Platytera
JOHN A. MCGUCKIN
The word comes from the Greek, meaning “She Who is More Wide” (or more “spacious”) and refers to a type of the iconography of the Blessed Virgin where she is depicted, frequently in the eastern apse of the churches, with arms held out wide in prayer (Orans) and often horizontally distorted to emphasize the verbal symbol. On the Virgin’s breast is the figure of Christ Emmanuel (sometimes in a roundel – clypeus, an iconographic symbol of the Logos conceived in his mother, but not yet born; which is an iconic type often called, in the Russian church, the “Virgin of the Sign” after Isaiah 7.14, or in the Byzantine tradition Blachernitissa, after the palace chapel of that name in Constantinople).
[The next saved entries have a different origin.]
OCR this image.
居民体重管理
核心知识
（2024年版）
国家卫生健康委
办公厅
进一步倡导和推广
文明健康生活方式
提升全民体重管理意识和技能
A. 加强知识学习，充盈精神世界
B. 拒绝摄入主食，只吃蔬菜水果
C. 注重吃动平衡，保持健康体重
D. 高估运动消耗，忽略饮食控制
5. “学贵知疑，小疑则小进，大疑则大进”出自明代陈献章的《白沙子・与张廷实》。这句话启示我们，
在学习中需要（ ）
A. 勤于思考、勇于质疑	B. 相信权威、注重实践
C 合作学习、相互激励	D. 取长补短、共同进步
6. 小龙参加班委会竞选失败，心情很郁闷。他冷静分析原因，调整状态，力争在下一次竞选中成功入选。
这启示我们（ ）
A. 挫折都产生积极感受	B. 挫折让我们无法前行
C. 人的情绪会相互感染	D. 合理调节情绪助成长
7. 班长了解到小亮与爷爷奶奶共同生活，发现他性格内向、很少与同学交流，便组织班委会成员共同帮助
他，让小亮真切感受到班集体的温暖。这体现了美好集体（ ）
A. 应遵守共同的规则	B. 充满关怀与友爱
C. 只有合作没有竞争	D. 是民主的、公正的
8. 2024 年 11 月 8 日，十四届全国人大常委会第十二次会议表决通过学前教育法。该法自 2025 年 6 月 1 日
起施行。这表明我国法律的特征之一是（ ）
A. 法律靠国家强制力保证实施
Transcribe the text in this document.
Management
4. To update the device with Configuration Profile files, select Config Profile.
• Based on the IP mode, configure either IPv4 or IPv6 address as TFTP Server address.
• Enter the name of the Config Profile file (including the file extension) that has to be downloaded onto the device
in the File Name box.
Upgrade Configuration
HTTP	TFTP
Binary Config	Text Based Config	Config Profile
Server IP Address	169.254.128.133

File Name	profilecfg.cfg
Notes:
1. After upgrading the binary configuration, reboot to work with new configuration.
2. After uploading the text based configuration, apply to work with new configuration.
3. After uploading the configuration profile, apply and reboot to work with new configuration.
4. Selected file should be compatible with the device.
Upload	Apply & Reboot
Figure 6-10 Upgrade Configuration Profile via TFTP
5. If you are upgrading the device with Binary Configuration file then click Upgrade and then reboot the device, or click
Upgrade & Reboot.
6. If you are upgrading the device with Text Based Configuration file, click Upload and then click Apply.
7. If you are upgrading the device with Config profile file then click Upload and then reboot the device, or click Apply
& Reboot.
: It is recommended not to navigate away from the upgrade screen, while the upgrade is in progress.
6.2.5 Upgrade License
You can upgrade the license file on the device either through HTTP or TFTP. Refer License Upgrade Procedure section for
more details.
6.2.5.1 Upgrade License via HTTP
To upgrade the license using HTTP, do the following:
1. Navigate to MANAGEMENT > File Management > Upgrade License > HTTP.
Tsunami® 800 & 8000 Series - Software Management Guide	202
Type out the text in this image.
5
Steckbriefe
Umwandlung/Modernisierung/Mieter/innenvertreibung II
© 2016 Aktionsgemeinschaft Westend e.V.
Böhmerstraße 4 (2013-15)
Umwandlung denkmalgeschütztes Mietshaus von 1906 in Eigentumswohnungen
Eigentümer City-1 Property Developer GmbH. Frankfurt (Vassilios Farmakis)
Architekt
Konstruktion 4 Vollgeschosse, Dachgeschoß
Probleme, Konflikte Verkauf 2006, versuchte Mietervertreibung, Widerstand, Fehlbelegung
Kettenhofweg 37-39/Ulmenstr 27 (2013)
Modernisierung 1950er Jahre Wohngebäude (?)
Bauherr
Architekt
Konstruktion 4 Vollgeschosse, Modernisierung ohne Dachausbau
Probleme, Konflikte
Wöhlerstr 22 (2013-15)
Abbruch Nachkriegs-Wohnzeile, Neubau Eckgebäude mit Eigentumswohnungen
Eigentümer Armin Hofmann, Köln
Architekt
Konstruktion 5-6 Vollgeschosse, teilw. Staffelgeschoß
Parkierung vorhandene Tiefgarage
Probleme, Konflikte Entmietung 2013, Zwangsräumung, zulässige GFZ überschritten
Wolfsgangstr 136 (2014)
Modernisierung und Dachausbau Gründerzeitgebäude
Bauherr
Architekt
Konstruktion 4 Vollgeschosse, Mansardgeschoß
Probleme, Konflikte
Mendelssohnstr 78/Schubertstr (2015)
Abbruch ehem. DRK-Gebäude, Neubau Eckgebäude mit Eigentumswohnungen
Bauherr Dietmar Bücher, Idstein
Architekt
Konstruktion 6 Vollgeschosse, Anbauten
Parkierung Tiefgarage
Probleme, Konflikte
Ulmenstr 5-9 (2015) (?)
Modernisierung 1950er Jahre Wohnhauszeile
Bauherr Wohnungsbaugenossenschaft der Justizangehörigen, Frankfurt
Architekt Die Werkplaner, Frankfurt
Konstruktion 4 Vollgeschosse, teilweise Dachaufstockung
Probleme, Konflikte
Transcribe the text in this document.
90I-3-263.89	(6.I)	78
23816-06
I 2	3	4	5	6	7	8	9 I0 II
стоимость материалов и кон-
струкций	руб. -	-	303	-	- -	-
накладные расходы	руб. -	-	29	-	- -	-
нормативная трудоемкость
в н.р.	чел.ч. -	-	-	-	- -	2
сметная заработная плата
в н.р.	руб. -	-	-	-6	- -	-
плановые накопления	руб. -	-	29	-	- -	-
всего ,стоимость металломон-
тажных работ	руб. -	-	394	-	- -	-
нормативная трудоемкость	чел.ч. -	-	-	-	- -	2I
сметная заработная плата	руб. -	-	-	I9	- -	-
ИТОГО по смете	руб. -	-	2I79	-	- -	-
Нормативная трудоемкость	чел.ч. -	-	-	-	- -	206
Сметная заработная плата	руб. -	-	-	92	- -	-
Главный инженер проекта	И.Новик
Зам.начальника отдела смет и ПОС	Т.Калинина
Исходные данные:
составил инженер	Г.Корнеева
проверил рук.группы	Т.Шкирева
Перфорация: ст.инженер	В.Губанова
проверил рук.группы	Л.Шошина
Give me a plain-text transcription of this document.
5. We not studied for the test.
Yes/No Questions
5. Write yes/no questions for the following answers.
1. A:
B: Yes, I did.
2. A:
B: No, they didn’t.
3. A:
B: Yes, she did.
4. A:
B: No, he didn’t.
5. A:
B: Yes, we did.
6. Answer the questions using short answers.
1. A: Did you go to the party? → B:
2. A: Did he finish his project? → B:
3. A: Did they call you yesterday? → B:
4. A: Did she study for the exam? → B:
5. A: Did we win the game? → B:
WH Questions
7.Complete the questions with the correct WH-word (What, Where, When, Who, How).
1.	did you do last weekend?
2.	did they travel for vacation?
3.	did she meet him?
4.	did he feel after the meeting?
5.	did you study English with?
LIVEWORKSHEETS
The Platytera icon is a Marian Christologi- cal symbol taken from the hymn “In You Rejoices All Creation” of the Liturgy of St. Basil, which speaks of the paradox of the incarnation, wherein the Logos who is greater than, and cannot be contained by, the heavens (as their Maker), is nevertheless perfectly fitted to the narrow constraints of the Virgin’s womb. Accordingly, the Mother of God is shown to be “Wider than the Heavens,” for she could contain the divine Lord whom the vast heavens could not.
REFERENCES AND SUGGESTED READINGS
Ryden, L. (1976) “The Vision of the Virgin at Blachernae and the Feast of the Pokrov,” Analecta Bollandiana 94: 63–82.